Hip hop is often susceptible to the mantra ‘too much of a good thing’. Annual installments in an artist’s discography has always baffled me, as nobody has ever released five dope albums in five years (hit me up if you can prove otherwise). The Doppelgangaz are a group that have generated a healthy buzz over the last few years, and it’s a shame to see their records starting to suffer from quantity over quality syndrome. I’m fully aware that the duo have a following that will lap up their latest record, but it could have been so much better. Let’s recap for a second.

The Doppelgangaz made a name with their album “Lone Sharks” back in 2011, a traditional, East Coast throwback record that stood out because of unique slang and impressive production. Their nomadic values has slowly built the guys a characteristic that separates them from numerous other similar styled duos (Epidemic, Tragic Allies). Given the duo’s penchant for self-producing their albums, they slipped some instrumental releases out before 2013’s “Hark” found its way in to rotation, but with 2014’s “Peace Kehd” showing signs of impending familiarity and a shorter collection of songs, could The Doppelgangaz be losing momentum?

It’s a tough question, because “Peace Kehd” certainly has its moments. “Knowntchootahlie” is a hypnotic head-nodder with a rare glimpse at melodic rhyming, while “Live Rugged” showcases a wackier side which whilst childish (talking about wiping back to front, from crack to cunt) – does prove entertaining (check the video). Fair play to Matter and EP, they have pushed themselves a little bit more here, but as far as the album overall goes – it’s a shade disappointing. Decreasing the number of tracks from 14, to 12 and now to 11 (including a few instrumentals in there) and it’s a slim album you’re working with. Much of it is enjoyable hip hop, but having followed the guys releases, it is underwhelming.
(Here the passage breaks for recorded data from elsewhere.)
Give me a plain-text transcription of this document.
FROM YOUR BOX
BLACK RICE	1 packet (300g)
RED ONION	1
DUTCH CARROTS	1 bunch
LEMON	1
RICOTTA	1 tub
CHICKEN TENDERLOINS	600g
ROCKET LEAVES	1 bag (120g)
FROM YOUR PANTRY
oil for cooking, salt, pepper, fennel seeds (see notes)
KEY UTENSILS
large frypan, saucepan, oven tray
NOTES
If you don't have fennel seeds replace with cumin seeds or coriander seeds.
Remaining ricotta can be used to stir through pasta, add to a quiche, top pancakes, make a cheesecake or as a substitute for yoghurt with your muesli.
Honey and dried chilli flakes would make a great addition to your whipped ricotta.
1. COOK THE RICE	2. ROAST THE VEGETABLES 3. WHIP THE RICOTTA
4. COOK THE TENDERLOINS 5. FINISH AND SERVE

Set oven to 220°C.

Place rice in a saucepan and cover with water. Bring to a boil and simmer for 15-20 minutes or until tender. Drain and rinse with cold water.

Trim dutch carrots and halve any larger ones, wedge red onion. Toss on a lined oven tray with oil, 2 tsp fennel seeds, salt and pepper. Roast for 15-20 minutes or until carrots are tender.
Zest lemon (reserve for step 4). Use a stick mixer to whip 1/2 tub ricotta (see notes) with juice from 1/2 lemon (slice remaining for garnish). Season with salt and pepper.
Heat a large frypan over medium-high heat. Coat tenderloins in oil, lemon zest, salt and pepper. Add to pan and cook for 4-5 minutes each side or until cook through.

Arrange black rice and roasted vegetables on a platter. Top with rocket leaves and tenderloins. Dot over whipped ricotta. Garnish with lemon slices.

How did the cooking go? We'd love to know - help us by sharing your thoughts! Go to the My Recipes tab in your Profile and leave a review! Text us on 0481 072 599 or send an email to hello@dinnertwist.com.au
Despite my reluctance to splash the cash this time round, some of the best emcees in the game would do well to listen to this record, as Matter Ov Fact and EP both demonstrate their varied vocabulary throughout “Peace Kehd”. Rhyming ‘blue heather’ with ‘bruschetta’ shows they are far from typical rappers, but this does lead to some nonsensical verses, but it never stopped Ghostface or MF Doom from blessing beats, and when The Doppelgangaz get the formula right, it can make for some special music. “Holla x2” is arguably the best song here, and stands head and shoulders above the rest of the record thanks to the infectious ‘ella-ella’ effect coupled with a depressing piano loop.

Reminiscent of earlier productions that ingrained themselves in your sub-conscious (“Doppel Gospel”, “Barbiturates”), it’s a shame to report that these moments are too few and far between. Where “Peace Kehd” falters is in its sleepiness. “Sh*t Rock” is dangerously slow, perhaps aimed at stoners but does actually possess some fun flows from both members. The majority of “Peace Kehd” just doesn’t really take The Doppelgangaz anywhere different, and having blessed us with “Lone Sharks” and “Hark!”, “Peace Kehd” unfortunately finds itself third best, despite being a good example of The Doppelgangaz style.